Onder de kop ‘Vrouwelijke auteurs zijn ook in deze tijd geen concurrenten maar bondgenoten‘ schreef Christine Otten een column over genderongelijkheid in de letteren. Een waardevol onderwerp en nog steeds noodzakelijk, maar dan moeten je cijfers wel kloppen. Over de boeken die gekozen worden op leeslijsten zegt Otten:

Dat leeslijsten op middelbare scholen voor 90 procent gedomineerd worden door boeken van mannen.

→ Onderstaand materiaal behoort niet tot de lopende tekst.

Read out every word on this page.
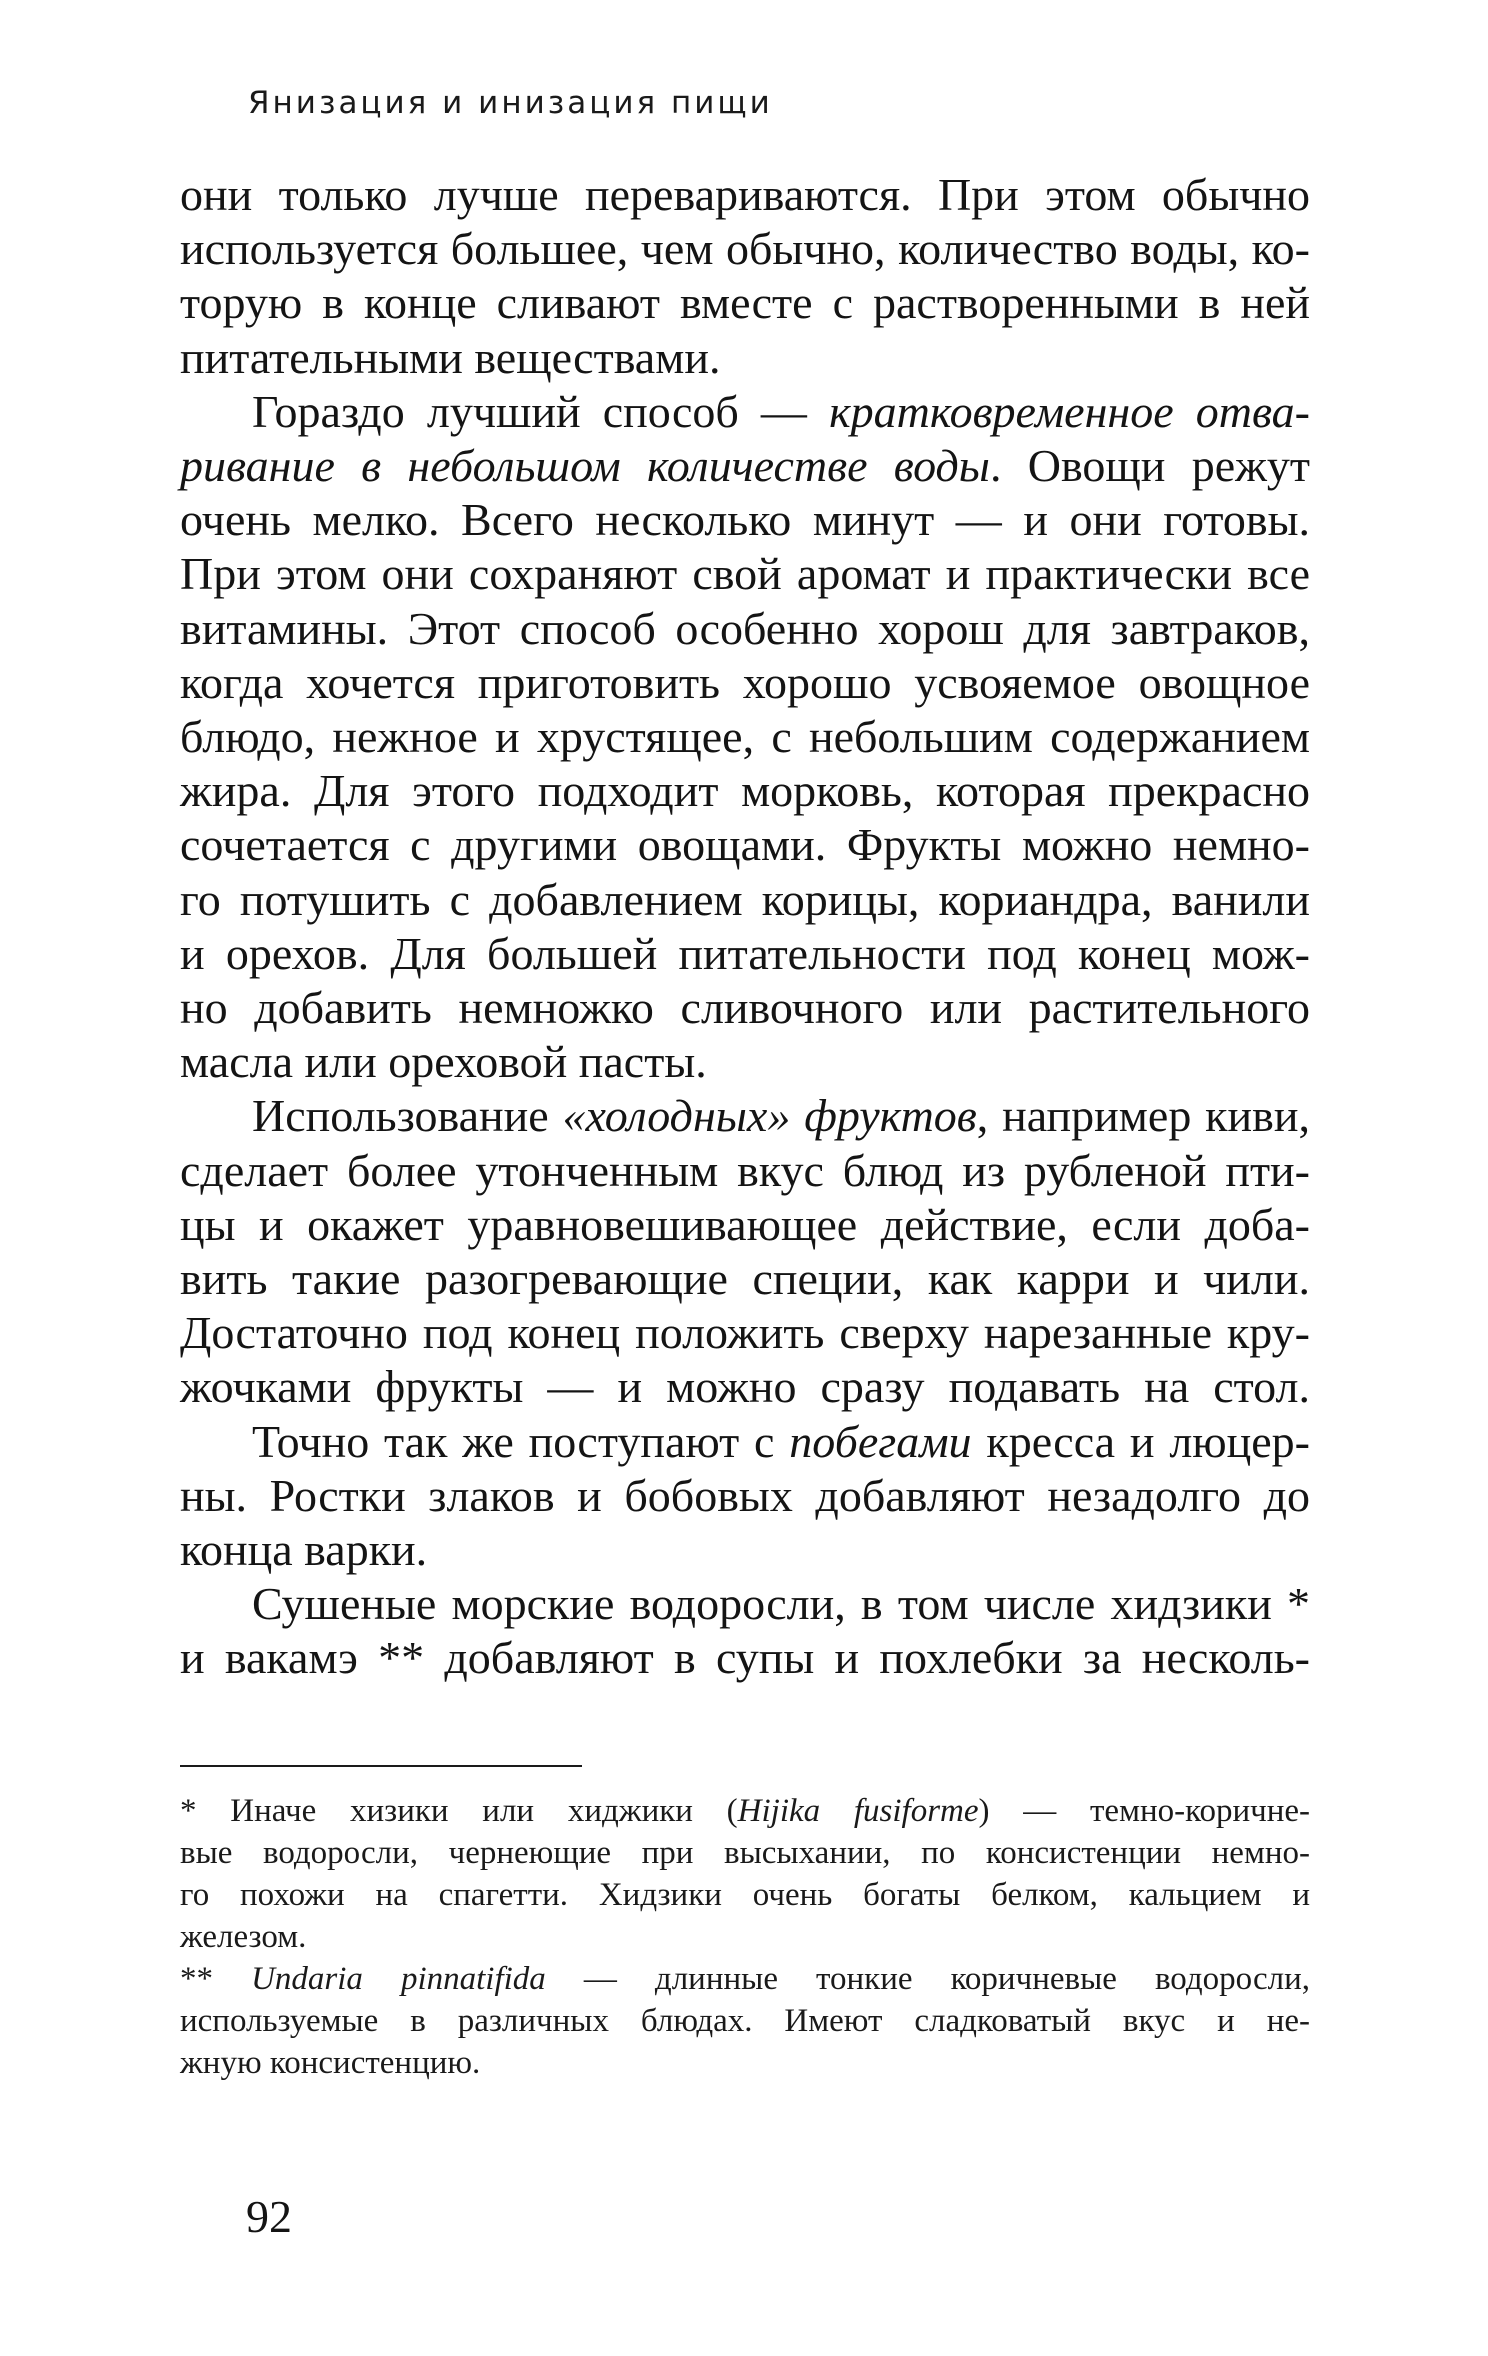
Янизация и инизация пищи

они только лучше перевариваются. При этом обычно
используется большее, чем обычно, количество воды, ко-
торую в конце сливают вместе с растворенными в ней
питательными веществами.

Гораздо лучший способ — кратковременное отва-
ривание в небольшом количестве воды. Овощи режут
очень мелко. Всего несколько минут — и они готовы.
При этом они сохраняют свой аромат и практически все
витамины. Этот способ особенно хорош для завтраков,
когда хочется приготовить хорошо усвояемое овощное
блюдо, нежное и хрустящее, с небольшим содержанием
жира. Для этого подходит морковь, которая прекрасно
сочетается с другими овощами. Фрукты можно немно-
го потушить с добавлением корицы, кориандра, ванили
и орехов. Для большей питательности под конец мож-
но добавить немножко сливочного или растительного
масла или ореховой пасты.

Использование «холодных» фруктов, например киви,
сделает более утонченным вкус блюд из рубленой пти-
цы и окажет уравновешивающее действие, если доба-
вить такие разогревающие специи, как карри и чили.
Достаточно под конец положить сверху нарезанные кру-
жочками фрукты — и можно сразу подавать на стол.

Точно так же поступают с побегами кресса и люцер-
ны. Ростки злаков и бобовых добавляют незадолго до
конца варки.

Сушеные морские водоросли, в том числе хидзики *
и вакамэ ** добавляют в супы и похлебки за несколь-

* Иначе хизики или хиджики (Hijika fusiforme) — темно-коричне-
вые водоросли, чернеющие при высыхании, по консистенции немно-
го похожи на спагетти. Хидзики очень богаты белком, кальцием и
железом.

** Undaria pinnatifida — длинные тонкие коричневые водоросли,
используемые в различных блюдах. Имеют сладковатый вкус и не-
жную консистенцию.

92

Nu is daar in 2019 door Jeroen Dera uitgebreid onderzoek naar gedaan en de resultaten laten zien dat verhoudingen zeker nog scheef zijn, maar niet zo scheef als Otten beweert:

Onder de 725 gelezen auteurs bevinden zich 443 mannen (61,1%) en 281 vrouwen (38,8%). Daarnaast is er één vrouwelijk schrijversduo (Betje Wolff en Aagje Deken) en één duo bestaand uit een man en een vrouw (Michiel Zwiers en Mirelle Ordelman). Maxim Februari is, ook toen hij nog als vrouw publiceerde, als man in het onderzoek meegenomen, evenals het schrijversduo Jos Verlooy en Nicole van Bael, dat het mannelijke pseudoniem Elvis Peeters gebruikt.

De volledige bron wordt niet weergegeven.